I first heard about Vane around five years ago, a tantalising glimpse of a game made by some of the Team-ICO guys that looked like it could be the next indie hit. Well, it’s finally here on PC, but will I be disappointed?
At this point the game changes pace and turns into something very different, as does the player. You now find yourself as a crow-like bird, souring over the hills and through valleys as you get used to the flying mechanic. It’s an interesting switch that isn’t really explained at first, but then this game, like Journey, which it seems to be emulating a little, is designed for you to make your own mind up about the story and message that it tries to tell.
From here, transforming from bird to boy becomes a regular thing in order to solve fairly simple puzzles. Some, though, are a little more obscure and require a little lateral thinking or just moving things around to see what happens. The puzzles are hit and miss but always provide a pleasing animation once solved and further your mysterious journey. The game is, sadly, over too quickly, though. There seem to be branching endings which will help with replayability, but I would have liked to see a bit more before it finished.
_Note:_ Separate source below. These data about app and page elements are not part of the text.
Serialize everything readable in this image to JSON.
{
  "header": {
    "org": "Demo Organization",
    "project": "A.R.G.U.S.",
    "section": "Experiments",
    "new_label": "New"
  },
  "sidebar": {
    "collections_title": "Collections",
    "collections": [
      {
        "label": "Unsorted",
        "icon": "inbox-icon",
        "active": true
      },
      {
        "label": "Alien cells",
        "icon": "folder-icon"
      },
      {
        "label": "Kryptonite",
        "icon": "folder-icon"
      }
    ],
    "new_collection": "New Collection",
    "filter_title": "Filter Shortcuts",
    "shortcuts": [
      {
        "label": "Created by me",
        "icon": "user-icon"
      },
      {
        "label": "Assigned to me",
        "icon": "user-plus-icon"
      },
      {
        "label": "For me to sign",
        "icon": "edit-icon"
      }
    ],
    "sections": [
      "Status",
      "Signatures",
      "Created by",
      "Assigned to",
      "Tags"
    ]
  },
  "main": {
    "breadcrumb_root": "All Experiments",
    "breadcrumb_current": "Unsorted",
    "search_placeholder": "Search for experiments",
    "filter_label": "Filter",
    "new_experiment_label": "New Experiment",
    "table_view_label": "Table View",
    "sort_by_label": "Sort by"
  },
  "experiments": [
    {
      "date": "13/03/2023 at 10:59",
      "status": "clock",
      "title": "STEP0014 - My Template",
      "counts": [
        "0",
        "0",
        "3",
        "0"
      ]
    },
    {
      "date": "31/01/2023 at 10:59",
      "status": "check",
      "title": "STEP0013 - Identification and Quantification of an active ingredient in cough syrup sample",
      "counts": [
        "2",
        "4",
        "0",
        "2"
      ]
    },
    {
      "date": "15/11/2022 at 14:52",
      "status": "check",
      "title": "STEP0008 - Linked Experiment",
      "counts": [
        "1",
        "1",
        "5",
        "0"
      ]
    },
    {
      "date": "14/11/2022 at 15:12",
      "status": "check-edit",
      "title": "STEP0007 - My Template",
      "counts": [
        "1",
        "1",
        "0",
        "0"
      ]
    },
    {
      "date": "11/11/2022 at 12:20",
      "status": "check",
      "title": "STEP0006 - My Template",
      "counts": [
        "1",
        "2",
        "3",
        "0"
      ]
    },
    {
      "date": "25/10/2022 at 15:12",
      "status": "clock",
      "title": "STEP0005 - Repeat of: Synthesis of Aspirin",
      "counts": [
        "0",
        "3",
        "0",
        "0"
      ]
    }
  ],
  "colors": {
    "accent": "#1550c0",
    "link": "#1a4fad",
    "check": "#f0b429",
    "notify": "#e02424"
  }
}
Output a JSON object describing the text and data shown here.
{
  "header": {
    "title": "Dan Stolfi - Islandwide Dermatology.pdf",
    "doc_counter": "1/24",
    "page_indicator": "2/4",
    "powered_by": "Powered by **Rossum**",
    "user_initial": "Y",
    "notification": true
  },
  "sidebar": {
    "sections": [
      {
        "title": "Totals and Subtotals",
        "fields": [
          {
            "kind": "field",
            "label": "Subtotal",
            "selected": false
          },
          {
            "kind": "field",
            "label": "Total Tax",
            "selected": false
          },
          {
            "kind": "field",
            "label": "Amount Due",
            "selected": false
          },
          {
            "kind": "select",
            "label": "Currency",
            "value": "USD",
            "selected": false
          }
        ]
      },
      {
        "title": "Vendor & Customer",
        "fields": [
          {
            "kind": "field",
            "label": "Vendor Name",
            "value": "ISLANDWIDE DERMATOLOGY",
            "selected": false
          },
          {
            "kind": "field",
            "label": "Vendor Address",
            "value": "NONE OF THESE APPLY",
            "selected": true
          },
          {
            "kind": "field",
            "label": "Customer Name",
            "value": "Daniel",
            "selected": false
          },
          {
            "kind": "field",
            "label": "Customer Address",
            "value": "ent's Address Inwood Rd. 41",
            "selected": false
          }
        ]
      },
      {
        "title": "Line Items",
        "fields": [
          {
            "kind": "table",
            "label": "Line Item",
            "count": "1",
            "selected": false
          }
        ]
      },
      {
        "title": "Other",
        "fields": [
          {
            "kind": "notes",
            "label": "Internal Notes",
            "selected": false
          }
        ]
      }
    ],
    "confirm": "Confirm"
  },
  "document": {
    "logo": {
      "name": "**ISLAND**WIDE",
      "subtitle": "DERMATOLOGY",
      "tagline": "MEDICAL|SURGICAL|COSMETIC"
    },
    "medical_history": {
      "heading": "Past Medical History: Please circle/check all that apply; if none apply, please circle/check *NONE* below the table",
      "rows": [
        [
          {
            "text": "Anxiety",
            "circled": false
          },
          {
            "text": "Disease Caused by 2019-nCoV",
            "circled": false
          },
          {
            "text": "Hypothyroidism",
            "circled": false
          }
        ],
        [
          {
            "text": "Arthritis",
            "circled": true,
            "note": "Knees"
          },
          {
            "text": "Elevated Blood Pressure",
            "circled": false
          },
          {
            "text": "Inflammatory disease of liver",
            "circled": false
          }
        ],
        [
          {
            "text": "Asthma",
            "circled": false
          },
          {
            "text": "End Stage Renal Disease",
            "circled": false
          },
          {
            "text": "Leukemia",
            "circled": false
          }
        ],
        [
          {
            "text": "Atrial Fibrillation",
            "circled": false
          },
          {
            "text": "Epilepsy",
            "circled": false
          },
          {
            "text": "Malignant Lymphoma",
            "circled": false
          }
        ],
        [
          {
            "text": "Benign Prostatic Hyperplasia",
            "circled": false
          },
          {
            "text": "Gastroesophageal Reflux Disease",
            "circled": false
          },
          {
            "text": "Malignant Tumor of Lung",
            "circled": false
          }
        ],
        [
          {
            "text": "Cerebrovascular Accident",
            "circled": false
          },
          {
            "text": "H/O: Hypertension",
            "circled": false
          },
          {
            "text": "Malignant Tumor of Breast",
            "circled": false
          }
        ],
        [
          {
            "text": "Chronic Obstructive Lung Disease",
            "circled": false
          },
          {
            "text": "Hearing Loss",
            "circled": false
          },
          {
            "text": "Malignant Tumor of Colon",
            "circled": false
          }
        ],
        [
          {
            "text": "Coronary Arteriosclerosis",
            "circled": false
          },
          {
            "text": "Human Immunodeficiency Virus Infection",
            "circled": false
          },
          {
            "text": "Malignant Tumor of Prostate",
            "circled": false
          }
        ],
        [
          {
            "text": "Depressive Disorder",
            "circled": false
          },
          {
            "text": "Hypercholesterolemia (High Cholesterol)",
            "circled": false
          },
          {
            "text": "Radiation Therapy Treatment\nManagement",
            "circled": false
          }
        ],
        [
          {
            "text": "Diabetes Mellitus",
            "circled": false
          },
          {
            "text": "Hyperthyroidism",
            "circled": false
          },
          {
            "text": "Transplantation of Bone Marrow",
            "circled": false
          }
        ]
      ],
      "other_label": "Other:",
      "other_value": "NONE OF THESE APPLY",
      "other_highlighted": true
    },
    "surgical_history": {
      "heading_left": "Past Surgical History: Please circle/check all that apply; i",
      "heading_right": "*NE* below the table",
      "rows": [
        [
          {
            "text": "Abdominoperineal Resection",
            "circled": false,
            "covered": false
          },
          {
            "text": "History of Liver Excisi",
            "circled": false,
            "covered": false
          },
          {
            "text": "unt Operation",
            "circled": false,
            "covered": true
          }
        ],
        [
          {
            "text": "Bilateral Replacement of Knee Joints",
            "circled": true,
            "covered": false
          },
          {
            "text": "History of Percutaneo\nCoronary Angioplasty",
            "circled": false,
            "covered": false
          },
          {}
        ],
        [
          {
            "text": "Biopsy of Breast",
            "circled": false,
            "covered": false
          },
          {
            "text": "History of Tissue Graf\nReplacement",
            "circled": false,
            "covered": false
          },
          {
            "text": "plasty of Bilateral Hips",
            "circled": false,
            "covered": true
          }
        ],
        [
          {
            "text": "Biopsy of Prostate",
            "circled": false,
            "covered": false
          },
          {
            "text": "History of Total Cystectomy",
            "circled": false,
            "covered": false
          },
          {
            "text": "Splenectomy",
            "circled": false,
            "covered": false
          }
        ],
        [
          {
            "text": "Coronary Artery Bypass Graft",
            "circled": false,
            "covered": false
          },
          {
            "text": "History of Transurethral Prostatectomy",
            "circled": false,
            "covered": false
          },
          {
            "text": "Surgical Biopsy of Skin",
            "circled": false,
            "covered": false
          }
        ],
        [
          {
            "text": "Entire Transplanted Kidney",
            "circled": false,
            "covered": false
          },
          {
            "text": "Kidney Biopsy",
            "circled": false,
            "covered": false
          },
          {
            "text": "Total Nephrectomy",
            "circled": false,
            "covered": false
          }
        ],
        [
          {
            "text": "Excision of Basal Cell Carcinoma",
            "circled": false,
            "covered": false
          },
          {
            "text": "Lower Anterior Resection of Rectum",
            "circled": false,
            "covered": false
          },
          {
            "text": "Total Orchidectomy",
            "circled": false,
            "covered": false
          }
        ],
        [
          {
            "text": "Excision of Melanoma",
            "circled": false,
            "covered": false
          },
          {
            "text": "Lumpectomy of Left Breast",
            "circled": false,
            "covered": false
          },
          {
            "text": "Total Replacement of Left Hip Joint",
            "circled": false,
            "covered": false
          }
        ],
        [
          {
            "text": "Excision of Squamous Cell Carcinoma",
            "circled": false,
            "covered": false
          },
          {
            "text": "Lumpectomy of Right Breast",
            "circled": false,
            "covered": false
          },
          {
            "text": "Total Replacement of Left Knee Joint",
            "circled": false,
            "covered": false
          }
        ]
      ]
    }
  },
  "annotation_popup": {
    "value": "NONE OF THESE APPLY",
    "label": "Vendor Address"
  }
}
The graphics throughout Vane are an interesting mix of high quality detailing, such as on the bird’s wings and feathers and a more barren landscape. The landscape is mostly desert dotted with cliffs and the odd building at first and then, once inside the buildings it becomes darker and more claustrophobic. It’s one of those styles that people will either love or hate, though, but once you see the re-building mechanic being used for a huge area near the end of the game you can’t help but be impressed. Likewise, the soundtrack ebbs and flows in the same way, sometimes disappearing altogether before coming back stronger to emphasise an important piece of action.
The PS4 version arrived back in January and was, sadly, quite buggy in places. In the time since that release, Friend & Foe Games have tidied up the code to provide a version that works far better on PC. There are camera issues still, with a semi-fixed camera that seems determined to work against you at times, but for the most part the game ran well.
Generally, though, Vane is another one of those titles like Journey, Abzu and others where you get mild hints to explore and find things out as you journey deeper, with the story elements being hinted at through the environment. These tend to divide people quite a bit, but if you like the aforementioned games then you’ll probably get enjoyment from Vane, too, just like I did.